My first attempt at using pooled hidden states as vectors ( described here ) showed that semantically different sentences weren’t appreciably different from semantically similar ones. Further attempts to build a classifier from the LM to predict entailment yielded similar results. The classifier is a Siamese Network available here
Questions:
Should the pooled hidden states of a LM produce vectors suitable for determining sentence similarity? In other words, would you expect 2 semantically similar sentence to have a greater cosine similarity than 2 unrelated sentences?
I’m not sure how to proceed.

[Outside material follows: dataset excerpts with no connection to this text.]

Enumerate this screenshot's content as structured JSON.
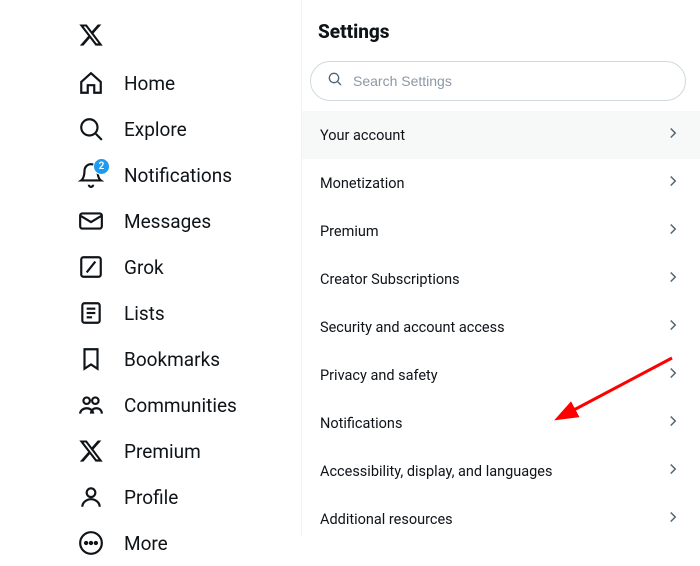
{
  "sidebar": {
    "logo": "x-logo-icon",
    "items": [
      {
        "icon": "home-icon",
        "label": "Home"
      },
      {
        "icon": "search-icon",
        "label": "Explore"
      },
      {
        "icon": "bell-icon",
        "label": "Notifications",
        "badge": "2"
      },
      {
        "icon": "mail-icon",
        "label": "Messages"
      },
      {
        "icon": "slash-square-icon",
        "label": "Grok"
      },
      {
        "icon": "list-icon",
        "label": "Lists"
      },
      {
        "icon": "bookmark-icon",
        "label": "Bookmarks"
      },
      {
        "icon": "communities-icon",
        "label": "Communities"
      },
      {
        "icon": "x-logo-icon",
        "label": "Premium"
      },
      {
        "icon": "profile-icon",
        "label": "Profile"
      },
      {
        "icon": "more-circle-icon",
        "label": "More"
      }
    ]
  },
  "main": {
    "title": "Settings",
    "search_placeholder": "Search Settings",
    "items": [
      {
        "label": "Your account",
        "active": true
      },
      {
        "label": "Monetization"
      },
      {
        "label": "Premium"
      },
      {
        "label": "Creator Subscriptions"
      },
      {
        "label": "Security and account access"
      },
      {
        "label": "Privacy and safety"
      },
      {
        "label": "Notifications"
      },
      {
        "label": "Accessibility, display, and languages"
      },
      {
        "label": "Additional resources"
      }
    ]
  },
  "annotation": {
    "type": "red-arrow",
    "points_to": "Accessibility, display, and languages"
  }
}
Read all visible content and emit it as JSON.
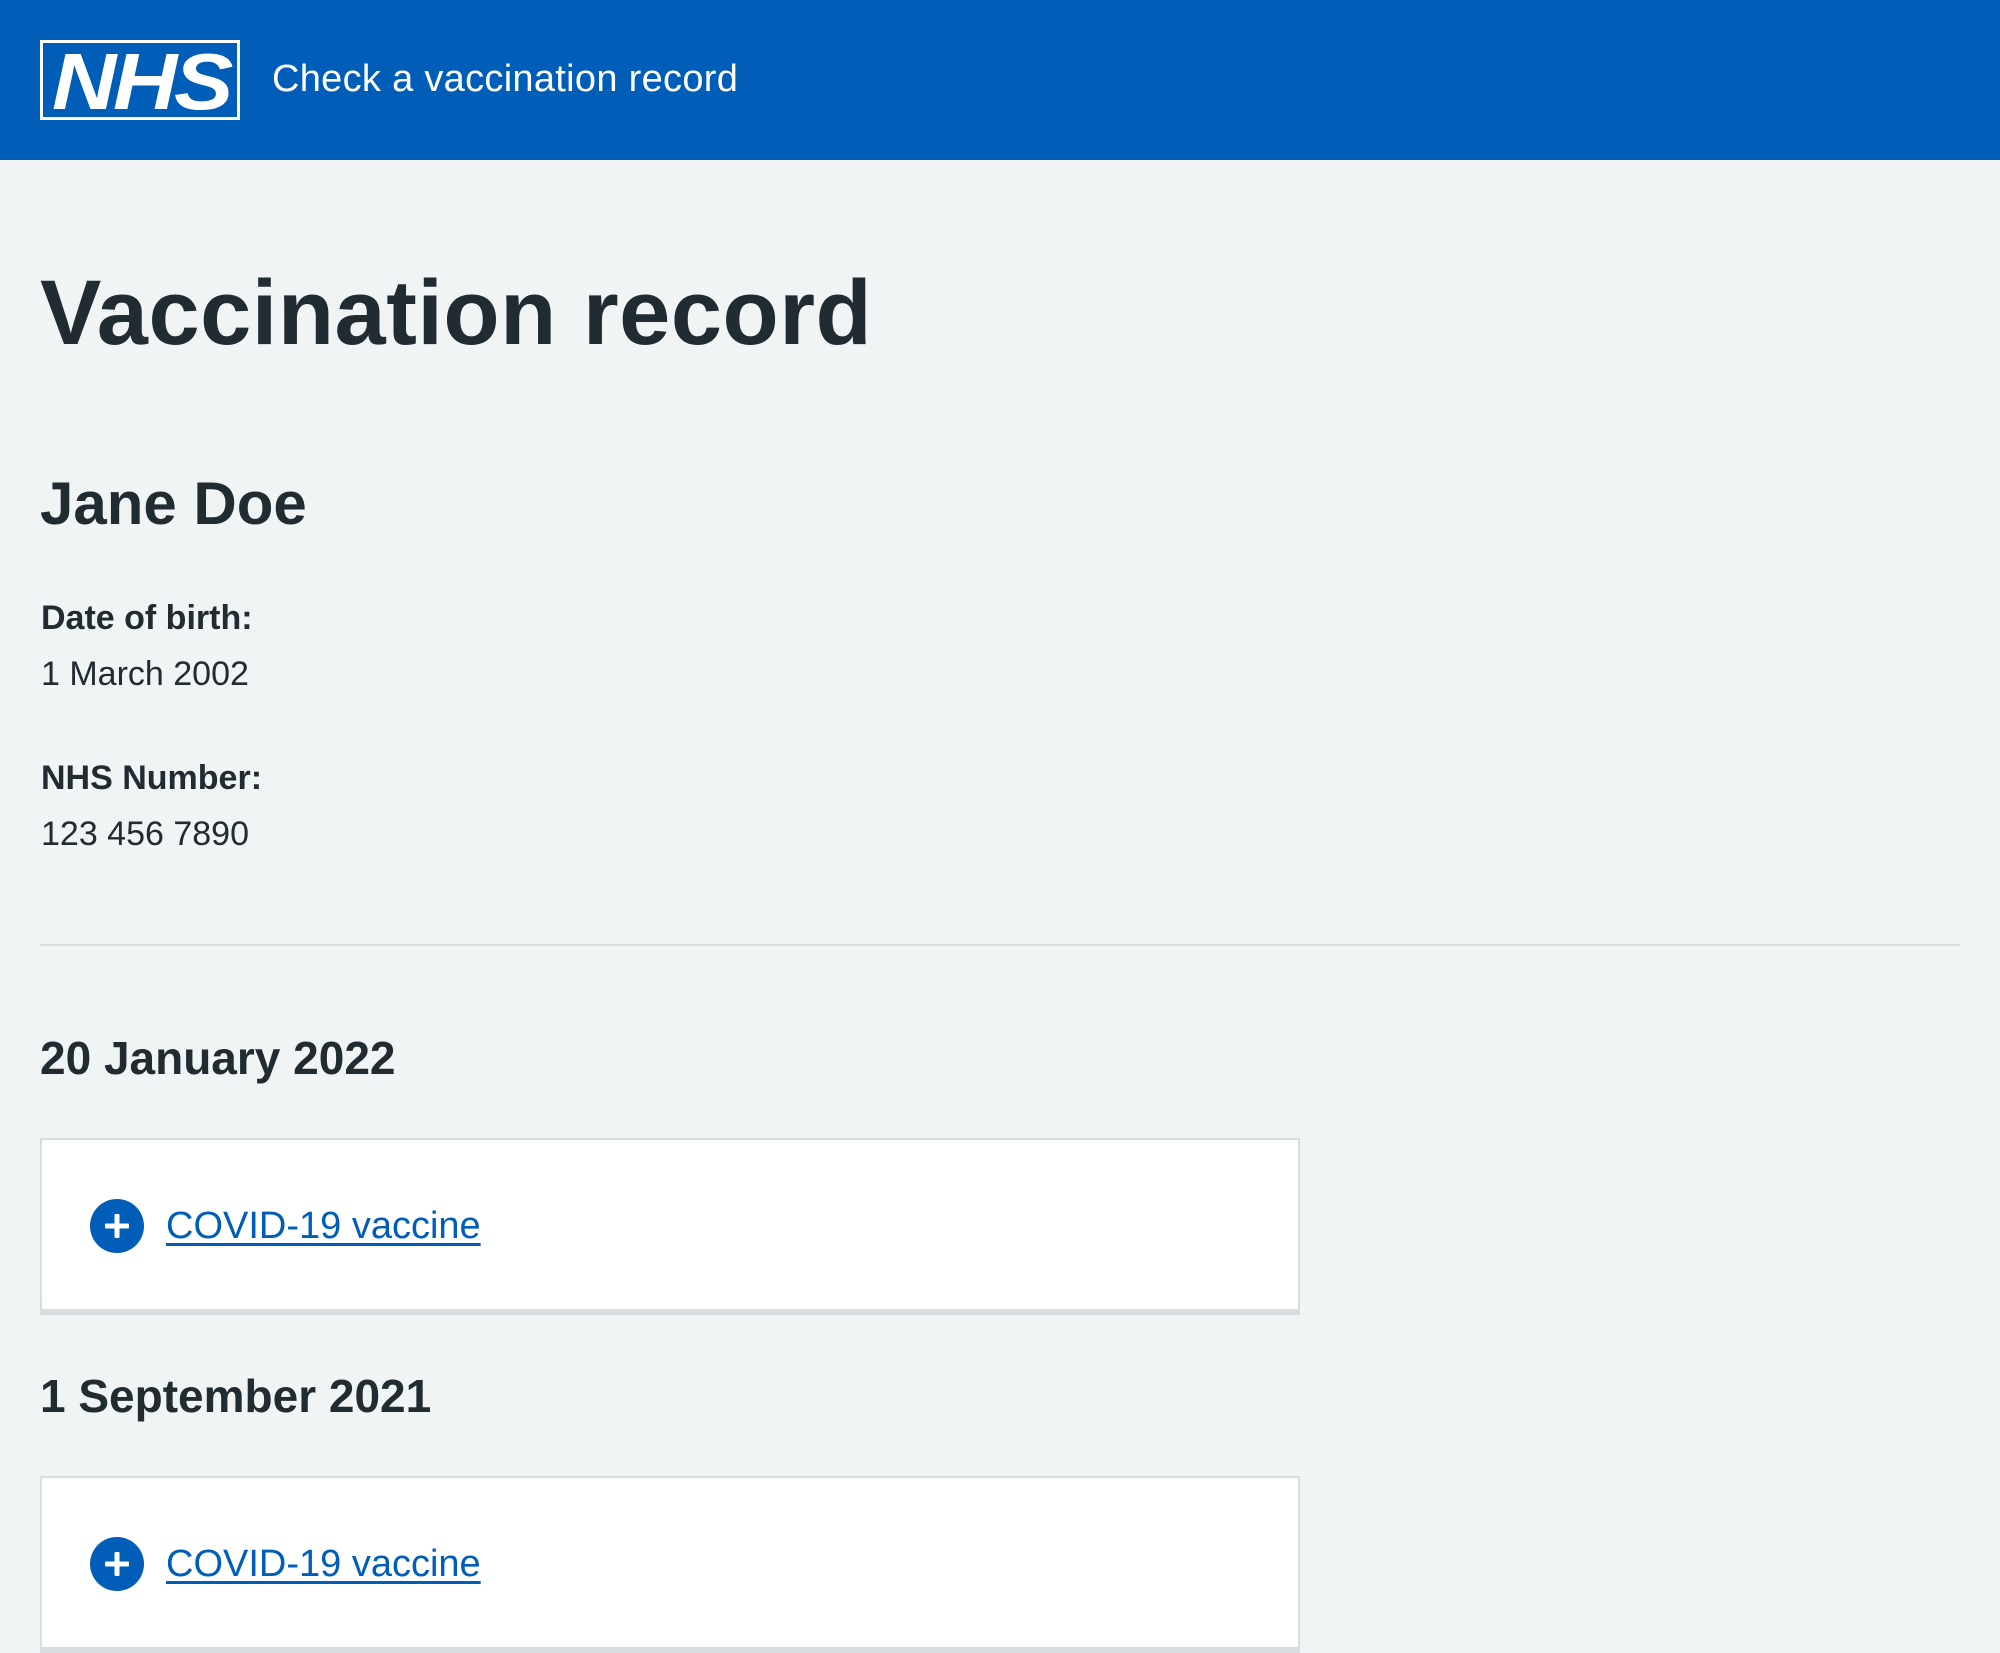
{
  "header": {
    "logo_text": "NHS",
    "service_name": "Check a vaccination record"
  },
  "main": {
    "title": "Vaccination record",
    "person": {
      "name": "Jane Doe",
      "dob_label": "Date of birth:",
      "dob_value": "1 March 2002",
      "nhs_label": "NHS Number:",
      "nhs_value": "123 456 7890"
    },
    "records": [
      {
        "date": "20 January 2022",
        "vaccine": "COVID-19 vaccine",
        "icon": "plus-circle-icon"
      },
      {
        "date": "1 September 2021",
        "vaccine": "COVID-19 vaccine",
        "icon": "plus-circle-icon"
      }
    ]
  },
  "colors": {
    "brand_blue": "#005eb8",
    "background": "#f0f4f5",
    "text": "#212b32",
    "border": "#d8dde0"
  }
}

Does this look like a reasonable approach? What do you do when you get stuck on a problem like this?
ULMFit is all about fine-tuning. I wouldn’t expect it to work without that step. I would expect it to work well for semantic similarity if you fine tune a siamese network on a ULMFit encoder.
Update on my progress:
I made 2 changes that have boosted my performance from 40% to 50%.
The first was to sort my sentences by length.
The other was that I switched to the MultiBatchRNN encoder.
50% is still a very poor result, so I’m going to dig in further to the InferSent code to what might be different.
The other thing I did was to validate my loader and model code with the original IMDB task.
I was able to get good results, but not as good.
Update: I’ve gotten 61% accuracy now. Better but not great. Infersent gets an accuracy of 84.5% on SNLI.
Update: I changed my vector concatenation to the way that InferSent does it. So my forward pass now looks like this:
def forward(self, in1, in2):
u = self.encode(in1)
v = self.encode(in2)
features = torch.cat((u, v, torch.abs(u-v), u*v), 1)
out = self.linear(features)
return out
When I’m running your ULMFit_classify after running other two notebooks it’s giving me an error. Says “ValueError: optimizing a parameter that doesn’t require gradients”. I have been stuck here for the past few hours!!
Hello Brian, I got it to work but I’m not able to train it. When I’m running the fit function with multiple epochs I’m running out of GPU memory. I’m using Google Compute Engine with tesla 11gb memory. Which GPU did you use? Also if its possible can you please upload your pre-trained model? That would be a really good help for me. I’ve attached a picture where I run out of memory. After running this cell, it gives me CUDA memory error. I’ve also tried reducing the batch size.
Hey Brian, I only found one file for the model which is snli_language_model.pt. I’m looking for the siamese_model0.81.pt file that you trained. When I try to load the language model you gave me as siamese_model it gives me an error. I believe there suppose to be another file for siamese model.
Hey Brian, so i updated to the version or torch you’re using by $ pip install ‘torch==0.4.1’ and now i’m getting this error. I’m using the instruction from this link to install fastai Fastai v0.7 install issues thread . After creating a virtual environment, i’m installing torch 0.4.1 as the default fastai installation is 0.31. But after running ULMFIT_classify notebook i’m getting this error.
btw, this is the first cell in the notebook where all the imports are happening. Which version of python are you using. I’m using 3.6.6 and I believe that might be the issue. When I made a virtual environment with python 3.7 I’m getting another error. Please help!!!